The case first came to light in October, when the mother of one of the child victims approached Mrs Collett. The RUC and social services launched an investigation and the full extent of the abuse began to emerge.

The story became public at the beginning of this month when, with rumours already abounding, several people approached the Derry Journal, which led its 4 December edition with the headline 'RUC probe Carnhill sex abuse'. At the same time, Sinn Fein's office in the nearby Racecourse Road was 'inundated' with demands that something direct and drastic be done.

There were explicit demands for IRA action, equally explicitly rejected by senior republican figures in the area. The republican movement became central to the case because of the problem involved in policing areas like Carnhill and Shantallow. Voting figures suggest that the majority of people here are in the SDLP not the Sinn Fein camp.

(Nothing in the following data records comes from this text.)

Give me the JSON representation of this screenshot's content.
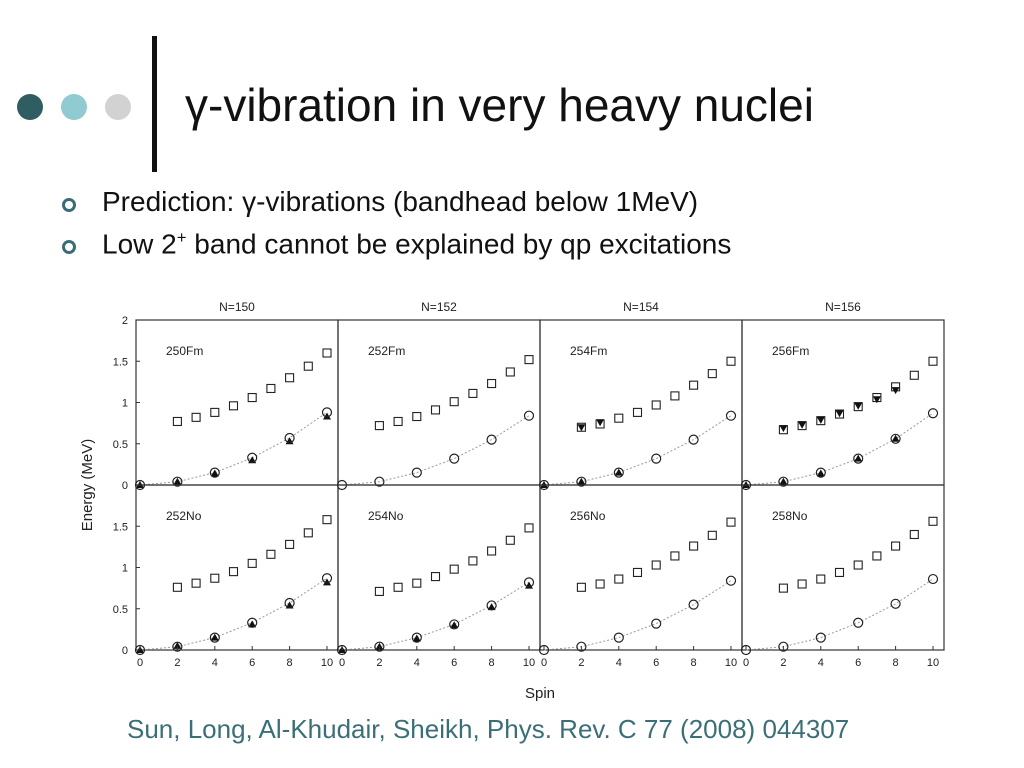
{
  "slide": {
    "title": "γ-vibration in very heavy nuclei",
    "dots": [
      {
        "name": "dot-dark",
        "color": "#2f5d62"
      },
      {
        "name": "dot-teal",
        "color": "#8fcbd1"
      },
      {
        "name": "dot-gray",
        "color": "#d2d2d2"
      }
    ],
    "bullets": [
      {
        "html": "Prediction: γ-vibrations (bandhead below 1MeV)"
      },
      {
        "html": "Low 2<sup>+</sup> band cannot be explained by qp excitations"
      }
    ],
    "citation": "Sun, Long, Al-Khudair, Sheikh, Phys. Rev. C 77 (2008) 044307"
  },
  "chart_data": {
    "type": "scatter",
    "xlabel": "Spin",
    "ylabel": "Energy (MeV)",
    "xlim": [
      0,
      10
    ],
    "ylim": [
      0,
      2
    ],
    "xticks": [
      "0",
      "2",
      "4",
      "6",
      "8",
      "10"
    ],
    "yticks_top": [
      "0",
      "0.5",
      "1",
      "1.5",
      "2"
    ],
    "yticks_bottom": [
      "0",
      "0.5",
      "1",
      "1.5"
    ],
    "column_titles": [
      "N=150",
      "N=152",
      "N=154",
      "N=156"
    ],
    "panels": [
      {
        "label": "250Fm",
        "gamma_x": [
          2,
          3,
          4,
          5,
          6,
          7,
          8,
          9,
          10
        ],
        "gamma_y": [
          0.77,
          0.82,
          0.88,
          0.96,
          1.06,
          1.17,
          1.3,
          1.44,
          1.6
        ],
        "gamma_exp_x": [],
        "gamma_exp_y": [],
        "ground_x": [
          0,
          2,
          4,
          6,
          8,
          10
        ],
        "ground_y": [
          0.0,
          0.04,
          0.15,
          0.33,
          0.57,
          0.88
        ],
        "ground_exp_x": [
          0,
          2,
          4,
          6,
          8,
          10
        ],
        "ground_exp_y": [
          0.0,
          0.04,
          0.14,
          0.3,
          0.53,
          0.83
        ]
      },
      {
        "label": "252Fm",
        "gamma_x": [
          2,
          3,
          4,
          5,
          6,
          7,
          8,
          9,
          10
        ],
        "gamma_y": [
          0.72,
          0.77,
          0.83,
          0.91,
          1.01,
          1.11,
          1.23,
          1.37,
          1.52
        ],
        "gamma_exp_x": [],
        "gamma_exp_y": [],
        "ground_x": [
          0,
          2,
          4,
          6,
          8,
          10
        ],
        "ground_y": [
          0.0,
          0.04,
          0.15,
          0.32,
          0.55,
          0.84
        ],
        "ground_exp_x": [],
        "ground_exp_y": []
      },
      {
        "label": "254Fm",
        "gamma_x": [
          2,
          3,
          4,
          5,
          6,
          7,
          8,
          9,
          10
        ],
        "gamma_y": [
          0.7,
          0.74,
          0.81,
          0.88,
          0.97,
          1.08,
          1.21,
          1.35,
          1.5
        ],
        "gamma_exp_x": [
          2,
          3
        ],
        "gamma_exp_y": [
          0.7,
          0.76
        ],
        "ground_x": [
          0,
          2,
          4,
          6,
          8,
          10
        ],
        "ground_y": [
          0.0,
          0.04,
          0.15,
          0.32,
          0.55,
          0.84
        ],
        "ground_exp_x": [
          0,
          2,
          4
        ],
        "ground_exp_y": [
          0.0,
          0.04,
          0.15
        ]
      },
      {
        "label": "256Fm",
        "gamma_x": [
          2,
          3,
          4,
          5,
          6,
          7,
          8,
          9,
          10
        ],
        "gamma_y": [
          0.67,
          0.72,
          0.78,
          0.86,
          0.95,
          1.06,
          1.19,
          1.33,
          1.5
        ],
        "gamma_exp_x": [
          2,
          3,
          4,
          5,
          6,
          7,
          8
        ],
        "gamma_exp_y": [
          0.69,
          0.73,
          0.79,
          0.87,
          0.96,
          1.04,
          1.15
        ],
        "ground_x": [
          0,
          2,
          4,
          6,
          8,
          10
        ],
        "ground_y": [
          0.0,
          0.04,
          0.15,
          0.32,
          0.56,
          0.87
        ],
        "ground_exp_x": [
          0,
          2,
          4,
          6,
          8
        ],
        "ground_exp_y": [
          0.0,
          0.04,
          0.14,
          0.32,
          0.56
        ]
      },
      {
        "label": "252No",
        "gamma_x": [
          2,
          3,
          4,
          5,
          6,
          7,
          8,
          9,
          10
        ],
        "gamma_y": [
          0.76,
          0.81,
          0.87,
          0.95,
          1.05,
          1.16,
          1.28,
          1.42,
          1.58
        ],
        "gamma_exp_x": [],
        "gamma_exp_y": [],
        "ground_x": [
          0,
          2,
          4,
          6,
          8,
          10
        ],
        "ground_y": [
          0.0,
          0.04,
          0.15,
          0.33,
          0.57,
          0.87
        ],
        "ground_exp_x": [
          0,
          2,
          4,
          6,
          8,
          10
        ],
        "ground_exp_y": [
          0.0,
          0.05,
          0.15,
          0.31,
          0.54,
          0.82
        ]
      },
      {
        "label": "254No",
        "gamma_x": [
          2,
          3,
          4,
          5,
          6,
          7,
          8,
          9,
          10
        ],
        "gamma_y": [
          0.71,
          0.76,
          0.81,
          0.89,
          0.98,
          1.08,
          1.2,
          1.33,
          1.48
        ],
        "gamma_exp_x": [],
        "gamma_exp_y": [],
        "ground_x": [
          0,
          2,
          4,
          6,
          8,
          10
        ],
        "ground_y": [
          0.0,
          0.04,
          0.15,
          0.31,
          0.54,
          0.82
        ],
        "ground_exp_x": [
          0,
          2,
          4,
          6,
          8,
          10
        ],
        "ground_exp_y": [
          0.0,
          0.04,
          0.14,
          0.3,
          0.52,
          0.78
        ]
      },
      {
        "label": "256No",
        "gamma_x": [
          2,
          3,
          4,
          5,
          6,
          7,
          8,
          9,
          10
        ],
        "gamma_y": [
          0.76,
          0.8,
          0.86,
          0.94,
          1.03,
          1.14,
          1.26,
          1.39,
          1.55
        ],
        "gamma_exp_x": [],
        "gamma_exp_y": [],
        "ground_x": [
          0,
          2,
          4,
          6,
          8,
          10
        ],
        "ground_y": [
          0.0,
          0.04,
          0.15,
          0.32,
          0.55,
          0.84
        ],
        "ground_exp_x": [],
        "ground_exp_y": []
      },
      {
        "label": "258No",
        "gamma_x": [
          2,
          3,
          4,
          5,
          6,
          7,
          8,
          9,
          10
        ],
        "gamma_y": [
          0.75,
          0.8,
          0.86,
          0.94,
          1.03,
          1.14,
          1.26,
          1.4,
          1.56
        ],
        "gamma_exp_x": [],
        "gamma_exp_y": [],
        "ground_x": [
          0,
          2,
          4,
          6,
          8,
          10
        ],
        "ground_y": [
          0.0,
          0.04,
          0.15,
          0.33,
          0.56,
          0.86
        ],
        "ground_exp_x": [],
        "ground_exp_y": []
      }
    ]
  }
}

But since there is, effectively, no support at all for the RUC, even some SDLP supporters tend to look to the IRA when they want direct action against local criminality.

Given the fervour with which local people were demanding action, particularly as the flurry of statements being taken from local children began to reveal the horrifying role played by John Collett, it is fair to say that the republican movement might have lost support in the area had its armed wing not exacted retribution.

In many respects, cases like Collett's are tailor-made for the Provos, widespread horror and fear translating into acceptance of the IRA as enforcer of a communal morality. This has obvious attractions to the organisation, particularly if its violent tactics to advance the nationalist cause generally are being called into question.

In cases such as this, the IRA's base of support is broadened and its readiness to handle such morally charged issues - the targeting of drug dealers comes into the same category - while striking many as opportunism, is seen by Republicans as common political sense.

More generally, the savage satisfaction in the locality at the maiming and death of Collett reflects the brutalising effect of almost a quarter-century of violence.

Collett was one of 13 children, of whom two died in infancy, born in Springtown Camp, a scatter of disused corrugated tin huts on the outskirts of Londonderry which had been abandoned by US forces at the end of the Second World War and then squatted by families from the Bogside who had been denied homes because they were Catholics.

He spent his formative years in poverty and in appallingly crowded conditions - the hut had two makeshift bedrooms. As a child he was severely abused physically and quite possibly - because it was a common occurrence - sexually as well.

If there is a fragment of hope anywhere amid the debris, it lies in those like Mrs Collett who manage somehow to transcend their own suffering, to feel for everybody and blame nobody, and to believe in a better day coming. 'Everybody in this story is a victim,' she said.